Balochistan's Children Are Deprived Of Quality Education

Balochistan's Children Are Deprived Of Quality Education
Out of 2.7 million children in Balochistan, 1.9 million are out of school. Many parents do not even know how to educate their children to cope with future challenges. The fact is that a large number of children and youths living in Balochistan are deprived of quality education.

Today, we are breathing in the 21st century – the century of knowledge and competition - where education occupies a significant position in human life. A nation whose adherents will be educated and equipped with modern skills can prevail in the contemporary age. Undoubtedly, education plays a pivotal role in the prosperity of a society. Unfortunately, meaningful and productive education is missing in Balochistan.

If the case of Balochistan is studied in this regard, the findings are shameful especially when Balochistan contributes to financial matters and meets the mineral requisition of Pakistan. This province’s marine life and mineral reserves also play an essential role in the country’s economy. But an influential layer is benefiting from these treasures. Instead, ordinary people are forced to live a life of poverty and unemployment.

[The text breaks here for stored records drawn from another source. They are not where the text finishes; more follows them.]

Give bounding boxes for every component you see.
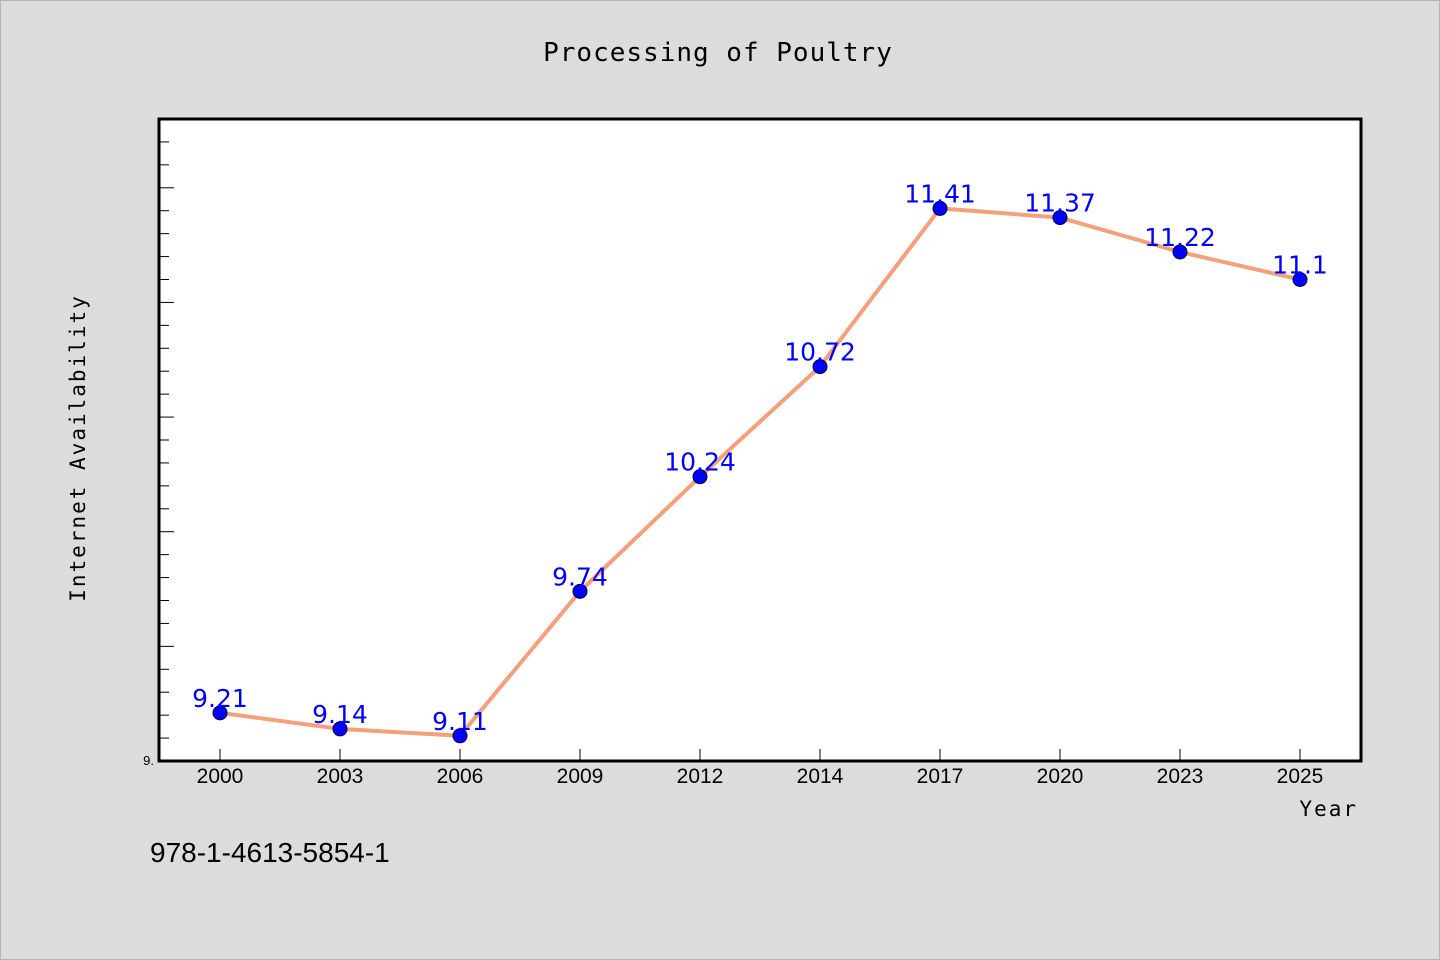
x-tick-label: 2000	[197, 765, 244, 788]
data-point	[332, 721, 348, 737]
plot-area	[157, 117, 1363, 763]
data-point	[212, 705, 228, 721]
x-axis-ticks: 2000 2003 2006 2009 2012 2014 2017 2020 2023 2025	[197, 749, 1324, 788]
data-point	[1172, 244, 1188, 260]
series-markers	[212, 200, 1308, 744]
data-point	[812, 359, 828, 375]
x-tick-label: 2014	[797, 765, 844, 788]
chart-title: Processing of Poultry	[543, 38, 893, 68]
data-point	[1292, 272, 1308, 287]
x-tick-label: 2025	[1277, 765, 1324, 788]
y-tick-label-min: 9.	[143, 753, 154, 768]
data-label: 9.11	[432, 707, 488, 736]
data-point	[572, 583, 588, 599]
data-point	[452, 728, 468, 744]
data-label: 11.37	[1024, 189, 1096, 218]
x-tick-label: 2020	[1037, 765, 1084, 788]
data-point	[692, 469, 708, 485]
isbn-label: 978-1-4613-5854-1	[150, 837, 390, 868]
data-label: 11.1	[1272, 251, 1328, 280]
x-tick-label: 2017	[917, 765, 964, 788]
y-axis-ticks	[159, 141, 174, 762]
data-point	[1052, 210, 1068, 226]
data-label: 10.24	[664, 448, 736, 477]
x-tick-label: 2009	[557, 765, 604, 788]
data-label: 11.22	[1144, 223, 1216, 252]
y-axis-title: Internet Availability	[66, 294, 90, 602]
x-tick-label: 2003	[317, 765, 364, 788]
data-label: 9.14	[312, 700, 368, 729]
data-label: 9.21	[192, 684, 248, 713]
data-label: 10.72	[784, 338, 856, 367]
data-point	[932, 200, 948, 216]
data-labels: 9.21 9.14 9.11 9.74 10.24 10.72 11.41 11.37 11.2…	[192, 179, 1328, 735]
x-axis-title: Year	[1299, 797, 1358, 821]
series-line	[219, 206, 1301, 738]
x-tick-label: 2023	[1157, 765, 1204, 788]
data-label: 11.41	[904, 179, 976, 208]
x-tick-label: 2012	[677, 765, 724, 788]
x-tick-label: 2006	[437, 765, 484, 788]
data-label: 9.74	[552, 562, 608, 591]
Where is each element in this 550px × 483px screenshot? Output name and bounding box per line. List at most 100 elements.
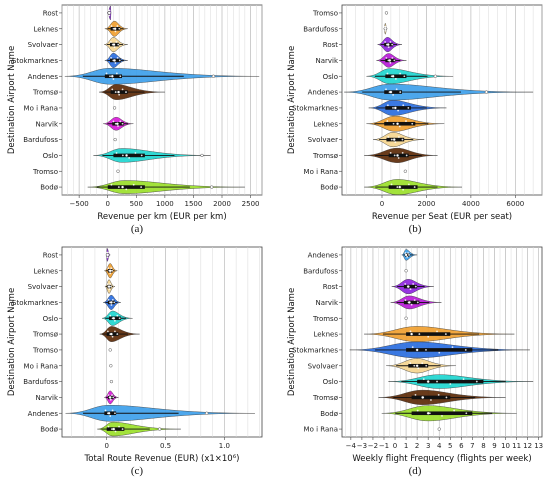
outlier-point <box>157 427 162 431</box>
y-tick-label: Rost <box>43 251 58 259</box>
x-tick-label: −2 <box>368 442 378 450</box>
sample-point <box>109 314 112 317</box>
median-marker <box>120 185 125 189</box>
sample-point <box>449 383 452 385</box>
iqr-box <box>107 185 145 189</box>
outlier-point <box>112 106 117 110</box>
outlier-point <box>113 137 117 142</box>
y-tick-label: Oslo <box>323 378 338 386</box>
x-axis-label: Total Route Revenue (EUR) (x1×10⁶) <box>84 454 240 464</box>
sample-point <box>445 396 448 399</box>
x-tick-label: 1500 <box>185 200 203 208</box>
outlier-point <box>404 269 408 273</box>
y-tick-label: Narvik <box>35 120 58 128</box>
sample-point <box>109 75 111 78</box>
sample-point <box>112 59 115 62</box>
sample-point <box>111 317 114 320</box>
sample-point <box>404 252 407 254</box>
sample-point <box>108 269 111 272</box>
x-tick-label: 10 <box>501 442 510 450</box>
sample-point <box>116 56 119 59</box>
sample-point <box>110 183 113 186</box>
sample-point <box>416 409 419 412</box>
iqr-box <box>388 185 418 189</box>
sample-point <box>140 154 143 157</box>
y-tick-label: Bodø <box>320 410 339 418</box>
x-axis-label: Weekly flight Frequency (flights per wee… <box>352 454 531 464</box>
sample-point <box>111 335 114 338</box>
sample-point <box>409 330 412 333</box>
sample-point <box>406 255 409 258</box>
x-tick-label: 4000 <box>462 200 480 208</box>
x-tick-label: 1000 <box>156 200 174 208</box>
sample-point <box>115 41 118 43</box>
sample-point <box>387 46 390 49</box>
y-tick-label: Svolvaer <box>28 41 59 49</box>
sample-point <box>393 154 396 157</box>
sample-point <box>116 314 119 317</box>
y-tick-label: Tromsø <box>312 394 339 402</box>
sample-point <box>411 122 414 125</box>
y-tick-label: Oslo <box>43 152 58 160</box>
sample-point <box>118 425 120 428</box>
plot-frame <box>61 4 263 196</box>
sample-point <box>425 349 427 351</box>
sample-point <box>114 319 116 322</box>
iqr-box <box>411 411 473 416</box>
sample-point <box>413 186 416 188</box>
sample-point <box>111 428 113 430</box>
iqr-box <box>403 300 420 305</box>
sample-point <box>410 303 413 306</box>
x-tick-label: 6000 <box>506 200 524 208</box>
median-marker <box>393 106 397 110</box>
x-tick-label: −500 <box>70 200 89 208</box>
sample-point <box>409 362 412 365</box>
sample-point <box>404 299 407 302</box>
outlier-point <box>108 348 112 352</box>
y-tick-label: Stokmarknes <box>292 104 338 112</box>
sample-point <box>391 57 394 59</box>
sample-point <box>407 183 410 186</box>
sample-point <box>106 412 109 415</box>
outlier-point <box>116 169 120 173</box>
x-tick-label: −1 <box>379 442 389 450</box>
sample-point <box>407 107 410 109</box>
sample-point <box>402 104 405 107</box>
y-tick-label: Stokmarknes <box>292 346 338 354</box>
y-tick-label: Tromso <box>32 346 58 354</box>
sample-point <box>121 154 124 157</box>
outlier-point <box>437 427 441 431</box>
sample-point <box>104 409 107 412</box>
sample-point <box>128 156 131 159</box>
iqr-box <box>385 106 411 110</box>
sample-point <box>394 141 397 144</box>
iqr-box <box>411 395 451 400</box>
y-tick-label: Tromso <box>312 315 338 323</box>
sample-point <box>475 380 478 383</box>
sample-point <box>405 254 408 256</box>
sample-point <box>111 43 114 46</box>
iqr-box <box>384 121 416 126</box>
x-tick-label: 12 <box>523 442 532 450</box>
y-tick-label: Bardufoss <box>23 136 58 144</box>
y-tick-label: Svolvaer <box>308 136 339 144</box>
x-tick-label: 0.5 <box>160 442 171 450</box>
y-tick-label: Andenes <box>308 89 339 97</box>
sample-point <box>386 72 389 75</box>
y-tick-label: Bodø <box>320 184 339 192</box>
sample-point <box>111 409 114 412</box>
sample-point <box>110 304 113 306</box>
sample-point <box>392 107 394 109</box>
median-marker <box>395 122 400 126</box>
y-tick-label: Tromsø <box>312 152 339 160</box>
sample-point <box>408 254 410 256</box>
median-marker <box>398 185 402 189</box>
sample-point <box>114 122 117 125</box>
sample-point <box>109 301 111 304</box>
sample-point <box>113 46 116 49</box>
outlier-point <box>109 364 113 368</box>
y-tick-label: Leknes <box>33 267 58 275</box>
median-marker <box>415 364 419 368</box>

Whenever we think about Balochistan, we see unemployment, poverty, lawlessness, people wearing tattered clothes, children struggling to learn in tents that are makeshift schools and many more pathetic scenes. The people of Balochistan are still deprived of the fruits of development, and the province is managing part of the country’s economy with its valuable minerals.

Apart from the precious reserves, the discovered gas from Sui has been supplied to the entire country, but the residents of the same area, Sui and Dera Bugti, besides other cities, have yet to be given this natural blessing. Education and health issues aside, there was no improvement in the living conditions of the residents of Balochistan, who have seen development and prosperity after spending years in this country.

The education sector in particular has become a problem in Balochistan due to a lack of quality teachers and the absence of modern school facilities, which brought the educational system to the brink of destruction. The nation’s development is through the progress of the education sector that makes builders of the community.

Unfortunately, most of the government schools in Balochistan lack basic educational facilities. Instead, hundreds of government schools have ramshackle premises to accommodate the students, and anytime an untoward incident of collapse can take place, which may swallow the lives of innocents. Many schools still need to be provided furniture, including desks to sit on for those students during schooling hours.

Problems, ranging from accommodation to killing merit in libraries or admissions, keep students from the academic atmosphere. Inevitably, the young generation is seen less in educational institutes and more in protest sit-ins.

The greatest need for people in any society is employment, health, and education. In discussed ones, the education problem is vital because the role of education is the biggest in the nations and societies that have developed the communities that can witness history.

In this modern era, developed countries are discovering new worlds and innovating technology, but in Pakistan, the essential things in educational institutes need to be standardized in this age of science and technology.

In terms of education and literacy rate, Balochistan is far behind all the units of the country. The province is the most backward province in Pakistan. According to the UNESCO report, the literacy rate in Pakistan is 58%. The situation of Punjab is better than other provinces. In Balochistan, the literacy rate is lower than in all provinces of Pakistan. Here 87% of women need to learn how to read and write. As far as girls’ education is concerned, the literacy rate is at a dismal level which is merely 13%.

Across Balochistan, 4000 schools exist with no buildings in different villages. Out of 22,500 villages, 12,000 villages have no schools at all. There are around 10,000 ghost teachers appointed in the schools of Balochistan. Those who draw salaries in the name of schooling have never performed their duties at the institutes. Many middle schools are run with only three to four teachers; in many, only one teacher is involved in ensuring the educational process.

Other reasons, they are distanced from the fruits of development and prosperity, which causes the future of Balochistan to be vulnerable. Unless additional rights, the right to quality education, are not provided to Balochistan’s people, the improvement in the situation and dream of progress will be a mirage.